Tunisie : «Slam à l’école», ou de l’art des élèves d’exprimer leurs sentiments (vidéo)

Une quarantaine d’enfants des écoles de Bizerte, en l’occurrence Bougatfa 2, les « Sœurs », Hédi Chaker, la Cité Hached de Bizerte ont organisé une manifestation culturelle intitulée « Slam à l’école », à laquelle ont été conviés parents d’élèves et responsables du secteur de l’éducation.

Deux heures durant de cet après-midi du jeudi 29 mai, des écoliers enthousiastes et profondément motivés ont donné le meilleur d’eux-mêmes, rivalisant de brio, de talent et de virtuosité.
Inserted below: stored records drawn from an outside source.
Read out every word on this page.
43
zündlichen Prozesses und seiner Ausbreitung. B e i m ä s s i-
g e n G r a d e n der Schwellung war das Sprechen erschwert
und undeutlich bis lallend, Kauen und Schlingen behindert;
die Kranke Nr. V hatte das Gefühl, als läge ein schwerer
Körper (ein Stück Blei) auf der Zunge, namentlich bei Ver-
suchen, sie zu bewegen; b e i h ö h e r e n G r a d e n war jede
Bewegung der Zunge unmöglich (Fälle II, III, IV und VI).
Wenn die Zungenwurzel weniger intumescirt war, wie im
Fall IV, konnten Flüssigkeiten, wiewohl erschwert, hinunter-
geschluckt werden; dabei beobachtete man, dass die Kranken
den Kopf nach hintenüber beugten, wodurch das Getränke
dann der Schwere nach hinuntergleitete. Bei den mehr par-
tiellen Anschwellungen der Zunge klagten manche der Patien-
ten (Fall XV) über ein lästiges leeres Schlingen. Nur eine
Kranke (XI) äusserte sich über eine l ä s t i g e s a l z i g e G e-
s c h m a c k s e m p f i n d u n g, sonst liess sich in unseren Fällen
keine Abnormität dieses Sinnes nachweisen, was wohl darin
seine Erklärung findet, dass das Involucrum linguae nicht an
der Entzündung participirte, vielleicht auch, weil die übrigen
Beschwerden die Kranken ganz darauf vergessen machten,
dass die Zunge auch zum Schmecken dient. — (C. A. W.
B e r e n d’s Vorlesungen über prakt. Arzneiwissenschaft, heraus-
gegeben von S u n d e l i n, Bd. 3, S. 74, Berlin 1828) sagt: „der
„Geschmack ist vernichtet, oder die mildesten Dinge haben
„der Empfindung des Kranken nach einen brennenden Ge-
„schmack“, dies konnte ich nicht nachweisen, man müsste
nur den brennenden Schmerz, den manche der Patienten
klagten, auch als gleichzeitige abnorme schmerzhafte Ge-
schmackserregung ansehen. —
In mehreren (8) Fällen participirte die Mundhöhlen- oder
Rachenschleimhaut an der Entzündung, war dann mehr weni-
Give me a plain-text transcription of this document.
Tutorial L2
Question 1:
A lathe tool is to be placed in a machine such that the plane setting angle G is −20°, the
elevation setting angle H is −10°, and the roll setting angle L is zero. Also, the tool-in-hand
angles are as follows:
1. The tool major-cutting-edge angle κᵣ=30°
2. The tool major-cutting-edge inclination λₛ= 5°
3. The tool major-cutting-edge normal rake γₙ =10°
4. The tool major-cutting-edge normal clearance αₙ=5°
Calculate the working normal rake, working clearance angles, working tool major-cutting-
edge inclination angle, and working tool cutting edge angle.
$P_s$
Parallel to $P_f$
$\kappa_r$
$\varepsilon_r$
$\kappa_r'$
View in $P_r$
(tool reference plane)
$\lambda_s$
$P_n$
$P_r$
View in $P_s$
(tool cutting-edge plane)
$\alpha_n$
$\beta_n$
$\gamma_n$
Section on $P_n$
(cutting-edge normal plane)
D’abord par l’aisance de leur évolution sur la scène et leur interprétation des poèmes qu’ils avaient, sous la supervision de leurs enseignantes, personnellement composés. L’on aurait juré que ces « Petits Grands », tels qu’ils s’étaient nommés sur une de leurs pages Facebook, avaient fait cela toute leur vie. Mais ce qui avait surpris l’assistance et les observateurs c’était la teneur des « Slams » présentés. L’on assistait à des enfants profondément sensibilisés aux problèmes de leur époque et de leur cité et de leur environnement social : l’environnement, la paix, l’amitié, la liberté, la lecture, la nature, la violence, etc…sont quelques-uns des thèmes « creusés », « interrogés » par ces petits.
Mme. Fatma Bellakhal, enseignante qui s’est investie corps et âme dans cette entreprise, a traduit l’incroyable engagement des enfants dans cette activité dont elle juge « positives les retombées sur la formation intellectuelle des enfants », insistant sur les énormes potentialités des tout-petits à « avoir une idée sur tout et à vouloir l’exprimer ». L’enseignante a justifié le choix du « slam » comme moyen d’expression par la liberté et l’absence de contraintes que ce genre qualifié « d’art oratoire » offre à des enfants désireux d’exprimer, dans une langue simple et abordable par leurs pairs, de valeurs qu’ils voient s’estomper devant leurs yeux innocents, outre le fait qu’il constitue un concours de déclamation de textes poétiques dont ils sont les propres auteurs.
Nous ne saurons, ici, occulter les moyens et efforts consentis par toute l’équipe pédagogique, inspectrice en tête, pour garantir le succès d’une telle manifestation dont on attend légitimement qu’elle soit soutenue et poursuivie.